Sin embargo, resulta paradójico que, en un tiempo en el que la política se convierte cada vez más en un asunto de imagen, estilo y espectáculo, las pinturas primoriveristas retiradas del Salón de Sant Jordi no hayan podido ser sustituidas por otra cosa que por cerraduras de pared blancos y lisos que dan a ese espacio un aire ambiguo e impreciso, medio monacal, medio de almacén vacío. El poder político, hoy tan centrado en el packaging, el diseño, la publicidad, no puede encargar que se pinten unos murales, como lo hacían sin tapujos en el pasado, con elecciones antagónicas, Prat de la Riba o el conde de Montseny. Es significativo que el estudio de arquitectura que puso en marcha el proyecto de restauración hiciera la propuesta de un revestimiento de fieltro claro, "por si en un futuro se quiere dotar al salón de otra decoración artística". ¿Quién se atrevería hoy a hacer el encargo de cubrir con nuevas pinturas las cerraduras de pared del Saló Sant Jordi? ¿Quién las pintaría?

En Cataluña, la excelencia en las artes, especialmente en arquitectura y pintura, ha sido un gran vector de identidad nacional. Pero hoy parece como si la pintura hubiera quedado en blanco. No es un fenómeno exclusivo de Cataluña, que conste: es universal. Vivimos una época extremadamente estetizada, pero la obra de arte, en tanto que creación individual y distintiva que pueda concitar simultáneamente la valoración de críticos y entendidos y la emoción pública, es cada vez más difícil de encontrar (con excepciones, como la arte callejero: Banksy, por ejemplo).

Haciendo, de la necesidad, virtud, se ha dicho que con los muros blancos del Salón de Sant Jordi se restauraba la austera elegancia de la arquitectura de Pere Blai. La duda está permitida: que la capilla mostrara a finales del siglo XVI estas grandes superficies lisas, no podemos saberlo; pero sí sabemos que los templos catalanes de entonces, apretados de iconografía, no eran como los de una Dinamarca luterana. Como la moda del repicado, que ha dejado al descubierto las piedras nunca vistas antes de los caserones del Empordà (una moda que ponía muy nervioso a Ernest Lluch), la fascinación por el blanco en arquitectura es un fenómeno contemporáneo.

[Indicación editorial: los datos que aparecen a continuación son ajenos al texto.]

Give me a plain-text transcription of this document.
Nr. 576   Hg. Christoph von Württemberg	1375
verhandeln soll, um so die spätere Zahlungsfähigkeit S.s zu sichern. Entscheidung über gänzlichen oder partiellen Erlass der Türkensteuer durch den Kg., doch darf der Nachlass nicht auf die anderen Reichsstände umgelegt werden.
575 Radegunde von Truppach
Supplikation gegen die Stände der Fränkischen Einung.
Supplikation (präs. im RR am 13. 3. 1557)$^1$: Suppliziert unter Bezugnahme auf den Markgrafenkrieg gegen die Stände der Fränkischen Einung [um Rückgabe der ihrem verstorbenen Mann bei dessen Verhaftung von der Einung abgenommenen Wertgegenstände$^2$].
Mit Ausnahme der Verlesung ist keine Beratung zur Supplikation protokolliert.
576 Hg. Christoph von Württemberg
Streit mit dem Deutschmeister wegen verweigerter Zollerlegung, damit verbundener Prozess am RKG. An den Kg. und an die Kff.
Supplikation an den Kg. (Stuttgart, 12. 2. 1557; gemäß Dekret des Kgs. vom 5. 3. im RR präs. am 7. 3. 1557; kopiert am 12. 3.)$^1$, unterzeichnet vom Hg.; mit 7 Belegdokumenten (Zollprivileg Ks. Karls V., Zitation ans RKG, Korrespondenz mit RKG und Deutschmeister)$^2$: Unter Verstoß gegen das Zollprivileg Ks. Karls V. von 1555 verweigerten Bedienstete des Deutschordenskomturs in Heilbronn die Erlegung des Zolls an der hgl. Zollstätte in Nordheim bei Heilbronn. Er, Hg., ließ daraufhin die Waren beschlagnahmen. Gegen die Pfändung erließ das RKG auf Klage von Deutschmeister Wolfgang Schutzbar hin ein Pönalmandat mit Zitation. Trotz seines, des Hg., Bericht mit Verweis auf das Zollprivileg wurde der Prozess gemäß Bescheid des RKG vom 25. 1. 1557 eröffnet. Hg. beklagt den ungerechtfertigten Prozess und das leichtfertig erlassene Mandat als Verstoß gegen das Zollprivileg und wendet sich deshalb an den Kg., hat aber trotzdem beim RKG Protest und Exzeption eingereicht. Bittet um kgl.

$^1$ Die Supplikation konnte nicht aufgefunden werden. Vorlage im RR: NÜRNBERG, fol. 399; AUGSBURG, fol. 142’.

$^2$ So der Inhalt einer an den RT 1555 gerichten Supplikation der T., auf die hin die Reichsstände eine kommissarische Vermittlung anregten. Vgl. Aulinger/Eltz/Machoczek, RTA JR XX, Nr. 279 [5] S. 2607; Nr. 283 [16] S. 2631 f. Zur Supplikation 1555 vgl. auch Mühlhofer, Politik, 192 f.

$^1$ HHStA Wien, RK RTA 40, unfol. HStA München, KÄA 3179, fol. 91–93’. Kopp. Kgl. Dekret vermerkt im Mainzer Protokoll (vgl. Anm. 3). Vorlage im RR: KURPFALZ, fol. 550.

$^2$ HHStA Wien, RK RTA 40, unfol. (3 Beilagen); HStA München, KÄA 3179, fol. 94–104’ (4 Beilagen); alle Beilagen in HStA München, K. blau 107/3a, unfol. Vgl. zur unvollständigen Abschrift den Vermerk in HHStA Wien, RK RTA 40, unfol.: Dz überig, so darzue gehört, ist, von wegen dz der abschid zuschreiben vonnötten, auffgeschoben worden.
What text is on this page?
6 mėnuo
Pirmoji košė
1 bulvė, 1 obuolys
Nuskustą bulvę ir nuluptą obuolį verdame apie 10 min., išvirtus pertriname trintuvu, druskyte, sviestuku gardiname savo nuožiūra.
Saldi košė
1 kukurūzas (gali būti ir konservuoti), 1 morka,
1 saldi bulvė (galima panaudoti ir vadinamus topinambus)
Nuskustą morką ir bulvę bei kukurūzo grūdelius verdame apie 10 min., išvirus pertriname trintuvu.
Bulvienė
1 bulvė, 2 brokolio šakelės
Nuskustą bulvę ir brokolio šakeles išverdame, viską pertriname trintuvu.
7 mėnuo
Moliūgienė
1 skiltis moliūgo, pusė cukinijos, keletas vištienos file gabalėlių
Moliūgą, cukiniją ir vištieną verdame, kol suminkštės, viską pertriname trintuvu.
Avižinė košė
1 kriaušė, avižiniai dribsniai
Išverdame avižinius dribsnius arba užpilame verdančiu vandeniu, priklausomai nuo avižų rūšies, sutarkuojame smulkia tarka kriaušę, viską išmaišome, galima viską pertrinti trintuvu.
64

Byung-Chul Han, un filósofo coreano muy leído en Alemania y en Cataluña, dice que "la tersura es el hilo conductor de nuestra época. Conecta las esculturas de Jeff Koons, el iPhone y la depilación brasileña. Más allá de su dimensión estética, es el reflejo de un imperativo social más general. like universal. El objeto liso elimina toda objeción, todas las formas de negatividad se disipan".

Los muros lisos y blancos del Salón de Sant Jordi nos dicen que hoy no existen (por lo menos en el mundo occidental), ni un poder político capaz de hacer prevalecer una obra de arte contemporánea, ni un arte contemporáneo capaz de concitar, sin problemas ya la vez, cariño del público, valoración experta y apoyo institucional. El Salón Sant Jordi de blanco es una fórmula de compromiso, la única posibilidad de acuerdo estético de nuestro tiempo, así como el símbolo de un nuevo ciclo de la política catalana. Parece hacer suyas las palabras de Claude Lefort: "La democracia es el advenimiento del poder como lugar vacío. Ningún individuo, ningún grupo puede ser consustancial. Los que ejercen la autoridad política del momento son ahora simples gobernantes. No s 'apropian del poder ni se le hacen suyo'.